B'tzelem Elohim (Created in God’s Image) - We believe that God gave each of us the potential to reflect God’s holiness, therefore each of us has infinite worth.

Kavod Hab’riyot (Respect) - We recognize the divine in every person and treat one another with the dignity that each deserves.

Kehillah (Our Community) - We join together as individuals who share a common faith based on traditions of Torah and Judaism as understood through Reform Jewish teaching and principles.

Hachnasat Orchim (Being Welcoming and Accepting) - We welcome anyone who wants to be a part of our Jewish congregation and affirms our community values and practices.

Yichud (Inclusion) - We affirm that our congregation is strongest when all its members are equally able to participate and contribute.

Bitachon (A Safe and Secure Space) - We prioritize safety and accountability, and recognize that the well-being of everyone in our congregation is our sacred responsibility.

Shalom Bayit (Peace in the Home) - We recognize the need for wholeness and fulfillment in our communal spaces as well as in our personal spaces.

L’sheim Shamayim (Dialogue) - We acknowledge that diversity of opinion is an essential component to making our congregation whole, and so respect that diversity.
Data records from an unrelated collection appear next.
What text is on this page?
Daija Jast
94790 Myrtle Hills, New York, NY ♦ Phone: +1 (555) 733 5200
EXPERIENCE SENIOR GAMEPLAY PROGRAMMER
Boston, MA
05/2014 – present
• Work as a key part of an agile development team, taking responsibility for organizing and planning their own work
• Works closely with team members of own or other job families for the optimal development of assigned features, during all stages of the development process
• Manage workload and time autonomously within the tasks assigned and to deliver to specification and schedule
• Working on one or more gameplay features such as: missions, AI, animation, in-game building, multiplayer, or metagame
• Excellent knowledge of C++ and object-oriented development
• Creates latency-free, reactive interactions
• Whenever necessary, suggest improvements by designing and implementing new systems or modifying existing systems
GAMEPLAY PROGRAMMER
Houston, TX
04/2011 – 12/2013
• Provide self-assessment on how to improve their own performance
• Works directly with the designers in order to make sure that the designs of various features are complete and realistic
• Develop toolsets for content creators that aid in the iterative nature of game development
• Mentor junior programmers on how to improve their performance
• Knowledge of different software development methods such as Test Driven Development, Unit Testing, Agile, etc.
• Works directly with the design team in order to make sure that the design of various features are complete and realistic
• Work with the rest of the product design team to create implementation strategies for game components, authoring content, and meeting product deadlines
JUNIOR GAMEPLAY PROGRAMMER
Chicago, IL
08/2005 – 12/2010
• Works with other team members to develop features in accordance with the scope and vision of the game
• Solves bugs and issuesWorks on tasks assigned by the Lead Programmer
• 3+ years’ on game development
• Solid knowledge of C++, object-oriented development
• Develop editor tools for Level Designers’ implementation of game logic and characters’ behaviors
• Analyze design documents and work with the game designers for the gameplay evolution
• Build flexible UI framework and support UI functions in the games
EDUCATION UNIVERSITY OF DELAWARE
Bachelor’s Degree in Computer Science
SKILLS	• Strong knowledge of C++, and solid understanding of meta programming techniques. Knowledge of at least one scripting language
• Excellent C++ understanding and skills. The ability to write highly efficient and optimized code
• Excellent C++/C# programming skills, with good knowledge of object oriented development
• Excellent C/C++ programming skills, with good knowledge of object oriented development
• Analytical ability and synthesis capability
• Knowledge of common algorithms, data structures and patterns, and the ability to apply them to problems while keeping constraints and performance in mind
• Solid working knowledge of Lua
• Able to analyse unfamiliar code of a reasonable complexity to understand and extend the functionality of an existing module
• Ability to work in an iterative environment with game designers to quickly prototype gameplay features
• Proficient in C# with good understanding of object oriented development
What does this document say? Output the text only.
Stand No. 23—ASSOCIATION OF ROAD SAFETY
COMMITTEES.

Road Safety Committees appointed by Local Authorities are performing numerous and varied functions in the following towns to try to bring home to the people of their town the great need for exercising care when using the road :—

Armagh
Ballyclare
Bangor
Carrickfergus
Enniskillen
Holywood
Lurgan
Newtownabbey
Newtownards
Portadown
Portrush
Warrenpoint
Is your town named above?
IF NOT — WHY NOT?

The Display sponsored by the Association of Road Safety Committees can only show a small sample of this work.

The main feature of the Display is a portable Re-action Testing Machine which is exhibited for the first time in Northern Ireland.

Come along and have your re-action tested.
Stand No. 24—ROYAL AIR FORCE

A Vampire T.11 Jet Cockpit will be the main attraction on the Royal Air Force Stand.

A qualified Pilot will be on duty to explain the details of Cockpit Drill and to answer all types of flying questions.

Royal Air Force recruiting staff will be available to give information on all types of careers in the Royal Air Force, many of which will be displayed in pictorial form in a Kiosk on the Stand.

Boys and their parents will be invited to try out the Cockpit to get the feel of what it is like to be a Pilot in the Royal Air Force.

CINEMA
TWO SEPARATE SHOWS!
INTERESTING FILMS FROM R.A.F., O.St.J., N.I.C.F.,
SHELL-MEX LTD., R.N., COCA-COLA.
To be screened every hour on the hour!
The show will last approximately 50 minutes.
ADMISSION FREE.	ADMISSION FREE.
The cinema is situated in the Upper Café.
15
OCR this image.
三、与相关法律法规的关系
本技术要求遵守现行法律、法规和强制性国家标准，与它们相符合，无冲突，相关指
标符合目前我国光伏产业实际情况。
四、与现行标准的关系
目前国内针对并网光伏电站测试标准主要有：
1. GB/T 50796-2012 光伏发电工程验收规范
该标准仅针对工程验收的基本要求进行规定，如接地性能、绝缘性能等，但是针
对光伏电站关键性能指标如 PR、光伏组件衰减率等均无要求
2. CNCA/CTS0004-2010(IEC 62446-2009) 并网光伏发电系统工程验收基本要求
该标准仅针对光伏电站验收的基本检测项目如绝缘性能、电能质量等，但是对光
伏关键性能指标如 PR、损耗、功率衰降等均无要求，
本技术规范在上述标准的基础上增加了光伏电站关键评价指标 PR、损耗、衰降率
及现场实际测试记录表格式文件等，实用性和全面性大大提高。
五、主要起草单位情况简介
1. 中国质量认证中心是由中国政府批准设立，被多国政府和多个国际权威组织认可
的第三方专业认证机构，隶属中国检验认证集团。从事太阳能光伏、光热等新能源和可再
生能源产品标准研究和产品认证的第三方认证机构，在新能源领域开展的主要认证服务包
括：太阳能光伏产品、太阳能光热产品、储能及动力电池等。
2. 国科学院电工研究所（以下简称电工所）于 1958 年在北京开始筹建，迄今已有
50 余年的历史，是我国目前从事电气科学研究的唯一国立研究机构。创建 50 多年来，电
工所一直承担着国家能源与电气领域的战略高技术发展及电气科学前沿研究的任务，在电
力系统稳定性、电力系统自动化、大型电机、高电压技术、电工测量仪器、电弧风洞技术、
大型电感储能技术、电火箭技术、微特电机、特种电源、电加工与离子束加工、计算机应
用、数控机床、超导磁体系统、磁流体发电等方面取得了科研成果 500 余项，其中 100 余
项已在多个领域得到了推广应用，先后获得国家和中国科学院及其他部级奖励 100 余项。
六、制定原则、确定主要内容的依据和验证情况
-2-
G’milut Chasadim (Active Kindness) - We demonstrate caring and benevolence toward others, and understand that there are myriad ways, large and small, to do so.

Tzedek (Justice) - We engage in the pursuit of justice.

Yosher (Integrity) - We trust that all our members of our congregation will do what is right and be open and honest in our dealings.

Tochecha (Correcting Behavior with Love) - We strive to react restoratively and with love if members of our congregation, or the institution itself, might fall short of our ethical or behavioral expectations.